Zenvia's Q2 2025 Earnings Call: Contradictions on Customer Cloud Revenue, CPaaS Margins, and AI Strategy

Generado por agente de IAAinvest Earnings Call Digest
jueves, 11 de septiembre de 2025, 11:41 am ET2 min de lectura
ZENV--

The above is the analysis of the conflicting points in this earnings call

Date of Call: None provided

Financials Results

  • Revenue: Up 24% YOY; CPaaS +33% YOY (72% of total); SaaS +3% YOY
  • Gross Margin: 24%, stable vs Q1; down due to CPaaS lower-margin mix and carrier cost increases; SaaS GMGM-- 55% (+1pp YOY)

Guidance:

  • Maintain 2025 ZenviaZENV-- Customer Cloud targets: ~R$200m revenue, ~25% growth, ~70% gross margin.
  • CPaaS gross margin expected to normalize to ~20% by Q4 as carrier cost pass-through completes.
  • Profitability to gradually recover through H2; return to more normalized levels by year-end; normalized EBITDA to improve.
  • Cash flow expected roughly break-even by year-end after debt service; evaluating selective divestitures to delever balance sheet.
  • Franchise channel early but scaling; ~15% of new MRR with ~34 franchisees; expected to become main new MRR driver in coming quarters.

Business Commentary:

  • Zenvia's Financial Performance and SaaS Growth:
  • Zenvia reported a financial performance with 24% top-line growth in Q2, mainly driven by CPaaS, and highlighted by the continued rollout of Zenvia Customer Cloud.
  • The growth was driven by the strategic focus on Zenvia Customer Cloud, which saw a 23% increase in revenues in the first half of the year, indicating strong adoption and value proposition.

  • CPaaS Market Volatility and Margin Pressures:

  • CPaaS revenues were up by 33%, but were impacted by strong volume from clients with lower margins, alongside cost increases from carriers.
  • The volatility and margin pressures are attributed to market competitiveness and pricing pressure, a trend seen previously in late 2022.

  • Operational Efficiency and Cost Management:

  • G&A expenses decreased by R$9 million, or 27%, compared to the same period last year, resulting in a 9% G&A-to-revenues ratio for the quarter.
  • This was achieved through strict expense management and a workforce reduction of approximately 15% in January, expected to result in R30-35 million in full-year cost savings.

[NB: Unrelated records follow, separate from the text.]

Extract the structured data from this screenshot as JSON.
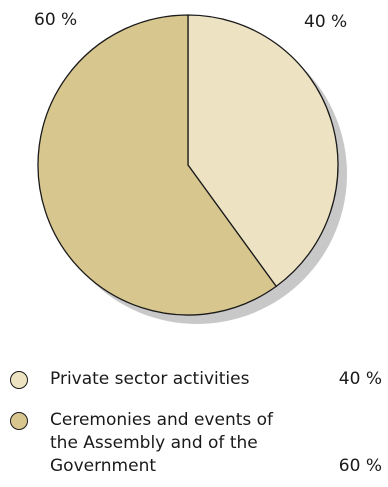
{
  "chart_data": {
    "type": "pie",
    "slices": [
      {
        "label": "Private sector activities",
        "value": 40,
        "display": "40 %",
        "color": "#ede3c3"
      },
      {
        "label": "Ceremonies and events of the Assembly and of the Government",
        "value": 60,
        "display": "60 %",
        "color": "#d8c68f"
      }
    ],
    "legend_placement": "bottom"
  },
  "outside_labels": {
    "left": "60 %",
    "right": "40 %"
  },
  "legend": [
    {
      "label": "Private sector activities",
      "value": "40 %",
      "color": "#ede3c3"
    },
    {
      "label_lines": [
        "Ceremonies and events of",
        "the Assembly and of the",
        "Government"
      ],
      "value": "60 %",
      "color": "#d8c68f"
    }
  ],
  "colors": {
    "shadow": "#c8c8c8",
    "outline": "#1a1a1a"
  }
}
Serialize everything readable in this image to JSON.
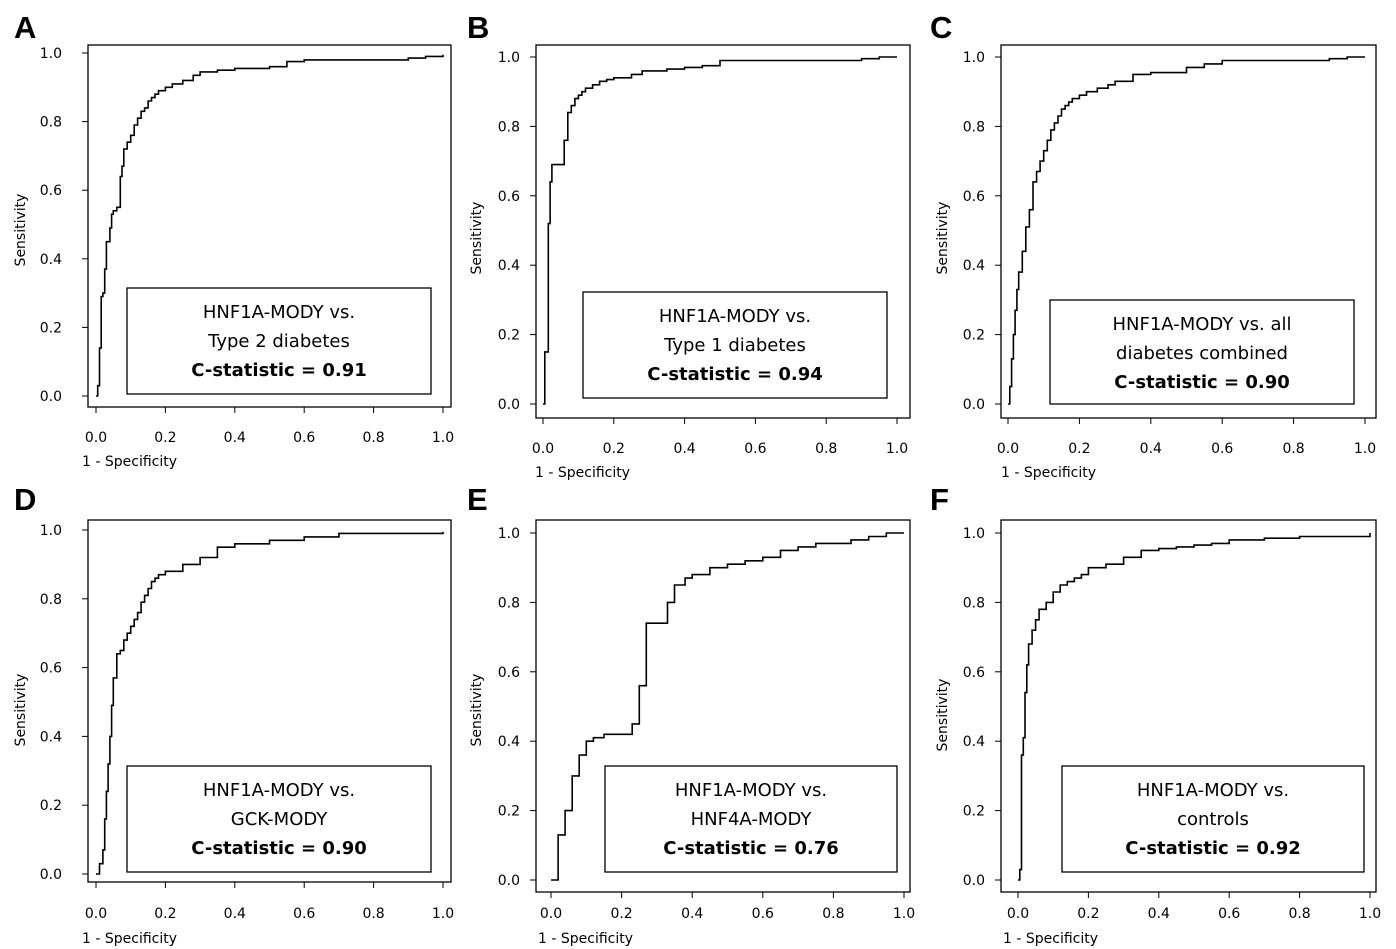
{
  "chart_data": [
    {
      "type": "line",
      "panel": "A",
      "xlabel": "1 - Specificity",
      "ylabel": "Sensitivity",
      "xlim": [
        0,
        1
      ],
      "ylim": [
        0,
        1
      ],
      "xticks": [
        "0.0",
        "0.2",
        "0.4",
        "0.6",
        "0.8",
        "1.0"
      ],
      "yticks": [
        "0.0",
        "0.2",
        "0.4",
        "0.6",
        "0.8",
        "1.0"
      ],
      "legend_lines": [
        "HNF1A-MODY vs.",
        "Type 2 diabetes"
      ],
      "statistic": "C-statistic = 0.91",
      "series": [
        {
          "x": [
            0,
            0.005,
            0.01,
            0.015,
            0.02,
            0.025,
            0.03,
            0.04,
            0.045,
            0.05,
            0.055,
            0.06,
            0.07,
            0.075,
            0.08,
            0.09,
            0.1,
            0.11,
            0.12,
            0.13,
            0.14,
            0.15,
            0.16,
            0.17,
            0.18,
            0.2,
            0.22,
            0.25,
            0.28,
            0.3,
            0.35,
            0.4,
            0.5,
            0.55,
            0.6,
            0.7,
            0.8,
            0.9,
            0.95,
            1.0
          ],
          "y": [
            0,
            0.03,
            0.14,
            0.29,
            0.3,
            0.37,
            0.45,
            0.49,
            0.53,
            0.54,
            0.54,
            0.55,
            0.64,
            0.67,
            0.72,
            0.74,
            0.76,
            0.79,
            0.81,
            0.83,
            0.84,
            0.86,
            0.87,
            0.88,
            0.89,
            0.9,
            0.91,
            0.92,
            0.935,
            0.945,
            0.95,
            0.955,
            0.96,
            0.975,
            0.98,
            0.98,
            0.98,
            0.985,
            0.99,
            0.995
          ]
        }
      ]
    },
    {
      "type": "line",
      "panel": "B",
      "xlabel": "1 - Specificity",
      "ylabel": "Sensitivity",
      "xlim": [
        0,
        1
      ],
      "ylim": [
        0,
        1
      ],
      "xticks": [
        "0.0",
        "0.2",
        "0.4",
        "0.6",
        "0.8",
        "1.0"
      ],
      "yticks": [
        "0.0",
        "0.2",
        "0.4",
        "0.6",
        "0.8",
        "1.0"
      ],
      "legend_lines": [
        "HNF1A-MODY vs.",
        "Type 1 diabetes"
      ],
      "statistic": "C-statistic = 0.94",
      "series": [
        {
          "x": [
            0,
            0.005,
            0.01,
            0.015,
            0.02,
            0.025,
            0.03,
            0.04,
            0.05,
            0.06,
            0.07,
            0.08,
            0.09,
            0.1,
            0.11,
            0.12,
            0.14,
            0.16,
            0.18,
            0.2,
            0.25,
            0.28,
            0.35,
            0.4,
            0.45,
            0.5,
            0.6,
            0.8,
            0.9,
            0.95,
            1.0
          ],
          "y": [
            0,
            0.15,
            0.15,
            0.52,
            0.64,
            0.69,
            0.69,
            0.69,
            0.69,
            0.76,
            0.84,
            0.86,
            0.88,
            0.89,
            0.9,
            0.91,
            0.92,
            0.93,
            0.935,
            0.94,
            0.95,
            0.96,
            0.965,
            0.97,
            0.975,
            0.99,
            0.99,
            0.99,
            0.995,
            1.0,
            1.0
          ]
        }
      ]
    },
    {
      "type": "line",
      "panel": "C",
      "xlabel": "1 - Specificity",
      "ylabel": "Sensitivity",
      "xlim": [
        0,
        1
      ],
      "ylim": [
        0,
        1
      ],
      "xticks": [
        "0.0",
        "0.2",
        "0.4",
        "0.6",
        "0.8",
        "1.0"
      ],
      "yticks": [
        "0.0",
        "0.2",
        "0.4",
        "0.6",
        "0.8",
        "1.0"
      ],
      "legend_lines": [
        "HNF1A-MODY vs. all",
        "diabetes combined"
      ],
      "statistic": "C-statistic = 0.90",
      "series": [
        {
          "x": [
            0,
            0.005,
            0.01,
            0.015,
            0.02,
            0.025,
            0.03,
            0.04,
            0.05,
            0.06,
            0.07,
            0.08,
            0.09,
            0.1,
            0.11,
            0.12,
            0.13,
            0.14,
            0.15,
            0.16,
            0.17,
            0.18,
            0.2,
            0.22,
            0.25,
            0.28,
            0.3,
            0.35,
            0.4,
            0.5,
            0.55,
            0.6,
            0.7,
            0.8,
            0.9,
            0.95,
            1.0
          ],
          "y": [
            0,
            0.05,
            0.13,
            0.2,
            0.27,
            0.33,
            0.38,
            0.44,
            0.51,
            0.56,
            0.64,
            0.67,
            0.7,
            0.73,
            0.76,
            0.79,
            0.81,
            0.83,
            0.85,
            0.86,
            0.87,
            0.88,
            0.89,
            0.9,
            0.91,
            0.92,
            0.93,
            0.95,
            0.955,
            0.97,
            0.98,
            0.99,
            0.99,
            0.99,
            0.995,
            1.0,
            1.0
          ]
        }
      ]
    },
    {
      "type": "line",
      "panel": "D",
      "xlabel": "1 - Specificity",
      "ylabel": "Sensitivity",
      "xlim": [
        0,
        1
      ],
      "ylim": [
        0,
        1
      ],
      "xticks": [
        "0.0",
        "0.2",
        "0.4",
        "0.6",
        "0.8",
        "1.0"
      ],
      "yticks": [
        "0.0",
        "0.2",
        "0.4",
        "0.6",
        "0.8",
        "1.0"
      ],
      "legend_lines": [
        "HNF1A-MODY vs.",
        "GCK-MODY"
      ],
      "statistic": "C-statistic = 0.90",
      "series": [
        {
          "x": [
            0,
            0.01,
            0.02,
            0.025,
            0.03,
            0.035,
            0.04,
            0.045,
            0.05,
            0.06,
            0.07,
            0.08,
            0.09,
            0.1,
            0.11,
            0.12,
            0.13,
            0.14,
            0.15,
            0.16,
            0.17,
            0.18,
            0.2,
            0.25,
            0.3,
            0.35,
            0.4,
            0.5,
            0.6,
            0.7,
            0.8,
            0.9,
            1.0
          ],
          "y": [
            0,
            0.03,
            0.07,
            0.16,
            0.24,
            0.32,
            0.4,
            0.49,
            0.57,
            0.64,
            0.65,
            0.68,
            0.7,
            0.72,
            0.74,
            0.76,
            0.79,
            0.81,
            0.83,
            0.85,
            0.86,
            0.87,
            0.88,
            0.9,
            0.92,
            0.95,
            0.96,
            0.97,
            0.98,
            0.99,
            0.99,
            0.99,
            0.995
          ]
        }
      ]
    },
    {
      "type": "line",
      "panel": "E",
      "xlabel": "1 - Specificity",
      "ylabel": "Sensitivity",
      "xlim": [
        0,
        1
      ],
      "ylim": [
        0,
        1
      ],
      "xticks": [
        "0.0",
        "0.2",
        "0.4",
        "0.6",
        "0.8",
        "1.0"
      ],
      "yticks": [
        "0.0",
        "0.2",
        "0.4",
        "0.6",
        "0.8",
        "1.0"
      ],
      "legend_lines": [
        "HNF1A-MODY vs.",
        "HNF4A-MODY"
      ],
      "statistic": "C-statistic = 0.76",
      "series": [
        {
          "x": [
            0,
            0.02,
            0.04,
            0.06,
            0.08,
            0.1,
            0.12,
            0.15,
            0.2,
            0.23,
            0.25,
            0.27,
            0.3,
            0.33,
            0.35,
            0.38,
            0.4,
            0.45,
            0.5,
            0.55,
            0.6,
            0.65,
            0.7,
            0.75,
            0.8,
            0.85,
            0.9,
            0.95,
            1.0
          ],
          "y": [
            0,
            0.13,
            0.2,
            0.3,
            0.36,
            0.4,
            0.41,
            0.42,
            0.42,
            0.45,
            0.56,
            0.74,
            0.74,
            0.8,
            0.85,
            0.87,
            0.88,
            0.9,
            0.91,
            0.92,
            0.93,
            0.95,
            0.96,
            0.97,
            0.97,
            0.98,
            0.99,
            1.0,
            1.0
          ]
        }
      ]
    },
    {
      "type": "line",
      "panel": "F",
      "xlabel": "1 - Specificity",
      "ylabel": "Sensitivity",
      "xlim": [
        0,
        1
      ],
      "ylim": [
        0,
        1
      ],
      "xticks": [
        "0.0",
        "0.2",
        "0.4",
        "0.6",
        "0.8",
        "1.0"
      ],
      "yticks": [
        "0.0",
        "0.2",
        "0.4",
        "0.6",
        "0.8",
        "1.0"
      ],
      "legend_lines": [
        "HNF1A-MODY vs.",
        "controls"
      ],
      "statistic": "C-statistic = 0.92",
      "series": [
        {
          "x": [
            0,
            0.005,
            0.01,
            0.015,
            0.02,
            0.025,
            0.03,
            0.04,
            0.05,
            0.06,
            0.08,
            0.1,
            0.12,
            0.14,
            0.16,
            0.18,
            0.2,
            0.25,
            0.3,
            0.35,
            0.4,
            0.45,
            0.5,
            0.55,
            0.6,
            0.7,
            0.8,
            0.9,
            1.0
          ],
          "y": [
            0,
            0.03,
            0.36,
            0.41,
            0.54,
            0.62,
            0.68,
            0.72,
            0.75,
            0.78,
            0.8,
            0.83,
            0.85,
            0.86,
            0.87,
            0.88,
            0.9,
            0.91,
            0.93,
            0.95,
            0.955,
            0.96,
            0.965,
            0.97,
            0.98,
            0.985,
            0.99,
            0.99,
            1.0
          ]
        }
      ]
    }
  ]
}
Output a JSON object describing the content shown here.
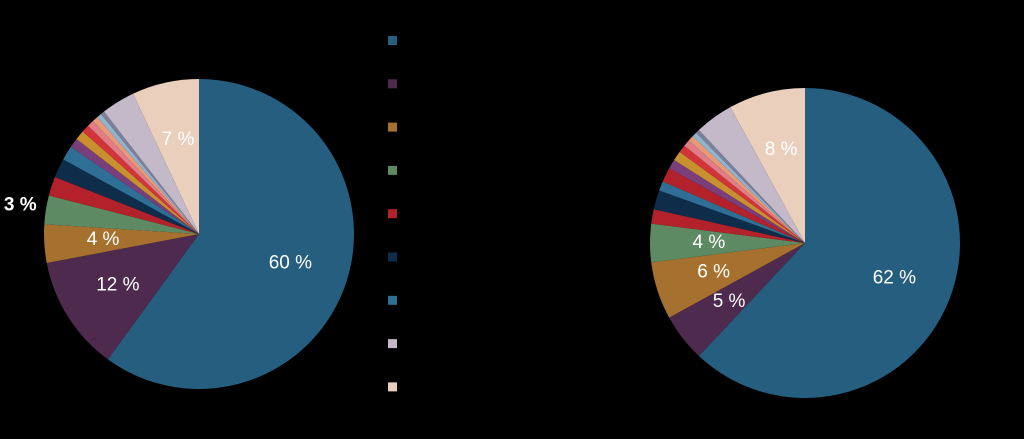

  • Divestiture Strategy and Cash Flow Management:

  • Zenvia's trailing 12-month normalized EBITDA was approximately R100 million, with CapEx of around R35-40 million, resulting in approximately R60-65 million in cash flow to manage debt.
  • The company plans to explore divestiture options for non-core assets, with the potential to optimize its balance sheet and improve its financial structure.

Sentiment Analysis:

  • "Strong top-line growth of 24%" but "consolidated adjusted gross profit fell to R$69 million, with gross margin down to 24%." "Normalized EBITDA came in at R$11 million... below our expectations." Management expects margins to "gradually recover and return to a more normalized level by the end of the year," with CPaaS margins "normalizing closer to 20% by Q4."

Q&A:

  • Question from Unknown Analyst (Webcast): Can you provide forward guidance for Zenvia Customer Cloud (Q3/Q4 bookings, franchise channel) and confirm the ~R$200m revenue and 65–70% gross margin targets for 2025?
    Response: They reaffirm ZCC 2025 outlook: ~R$200m revenue, ~25% growth, ~70% gross margin; adoption and franchise ramp support targets.

  • Question from Unknown Analyst (Webcast): Are CPaaS tight margins the new level, or should we expect recovery?
    Response: Margins should recover as carrier cost pass-through completes; aiming for CPaaS margins near 20% by Q4 despite competitive pricing.

  • Question from Unknown Analyst (Webcast): How are enterprise dynamics for Zenvia Customer Cloud and legacy SaaS?
    Response: Legacy enterprise SaaS remains competitive; ZCC, initially SMB-focused, is gaining enterprise adoption with longer cycles.

  • Question from Unknown Analyst (Webcast): Provide color on cash flow and potential divestitures.
    Response: TTM normalized EBITDA ~R$100m; CapEx R$35–40m; ~R$60–65m cash flow to service debt, near break-even by year-end; evaluating opportunistic asset sales to delever.

  • Question from Unknown Analyst (Webcast): How should we think about a potential CPaaS divestment and valuation (e.g., ~1x revenue)?
    Response: No specifics; any divestment would be opportunistic to delever, with valuation dependent on market conditions.

  • Question from Unknown Analyst (Webcast): What will the business look like in 2–3 years?
    Response: Pivot to AI-driven CX SaaS core with higher recurring, higher-margin revenue and reduced reliance on volatile CPaaS.